The production part of the factory was strongly guarded, but on one occasion, after loading up our lorry, we noticed that the watchman had gone away and another boy and I slipped quickly into the factory. It was dark and warm inside and there was something bubbling and boiling away in the vats. We rushed up to the first woman we saw—she was working there in dirty overalls—and said:
‘Please, lady, give us some jam!’
‘Oh, you poor things, come over here, quick!’ She pushed us behind a lot of metal stands and brought us a battered box half full of hot pumpkin jam. We stuck our dirty hands into it, dipping our fingers first into the hot jam and then into our mouths, gulping it down and trying to get as much of it as possible into our tummies. That was a real bit of luck!

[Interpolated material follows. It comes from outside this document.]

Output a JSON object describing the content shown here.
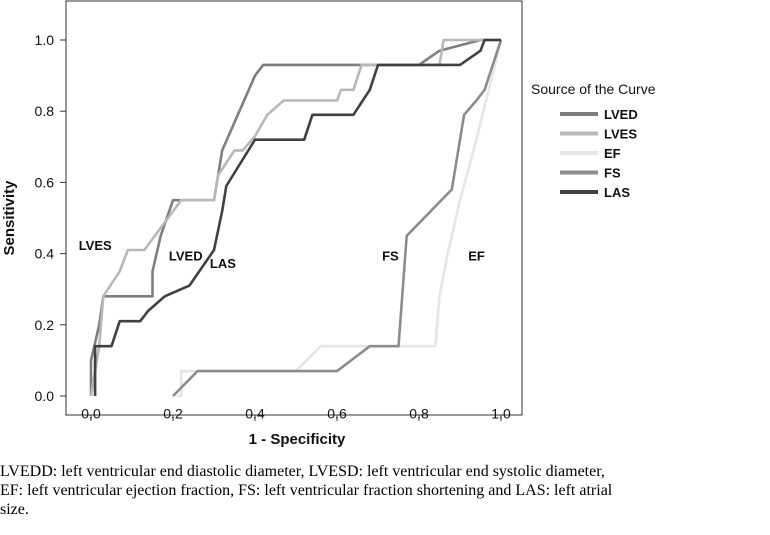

Then we became even cheekier and slipped into the workshop where they started boiling the pumpkins. By means of sticks we each managed to get a piece of pumpkin out of the vat, still uncooked but very tasty. Unfortunately a white-faced, sickly-looking worker saw us and said:
‘Who let you in here?’
We said nothing, simply ignored him, as though to say: What business is it of yours? He went off, as it turned out, to summon the foreman. When he appeared, a very strong man, he first clouted my friend over the head and then me. My friend started to whine and plead with him, but I, like a fool, kept silent, so I got more. He beat me so viciously, with such a professional touch, holding me firmly by the shoulder, punching me in my ribs and my back, that my little head nearly came off. Then he let me go and shoved me away. We went off behind the store and I sicked up jam with pieces of pumpkin in it. That was bad luck. You can’t have it all your own way.
Our working day lasted twelve hours. When we finished we were formed up and marched across to the works entrance, where we were carefully searched and let out one at a time. It was very well organized, and I reckoned that on the whole I had more good luck than bad. I used to boast when I got home, and tell my grandfather about all the good things there were in the canning factory and how much I had to eat there. He, poor man, was terribly hungry, and took a different view of things. He was angry because I didn’t bring anything home.
‘There’s one clever chap I know,’ he said once. ‘He’s making sausage on the quiet without a licence and he’s looking for a reliable helper, someone who won’t talk. Why don’t you let me fix you up with him; he promises to provide food and to pay in bones.’
‘Bones—we could do with some of those,’ I said. ‘But how can I get out of working at the factory? I’m on the list.’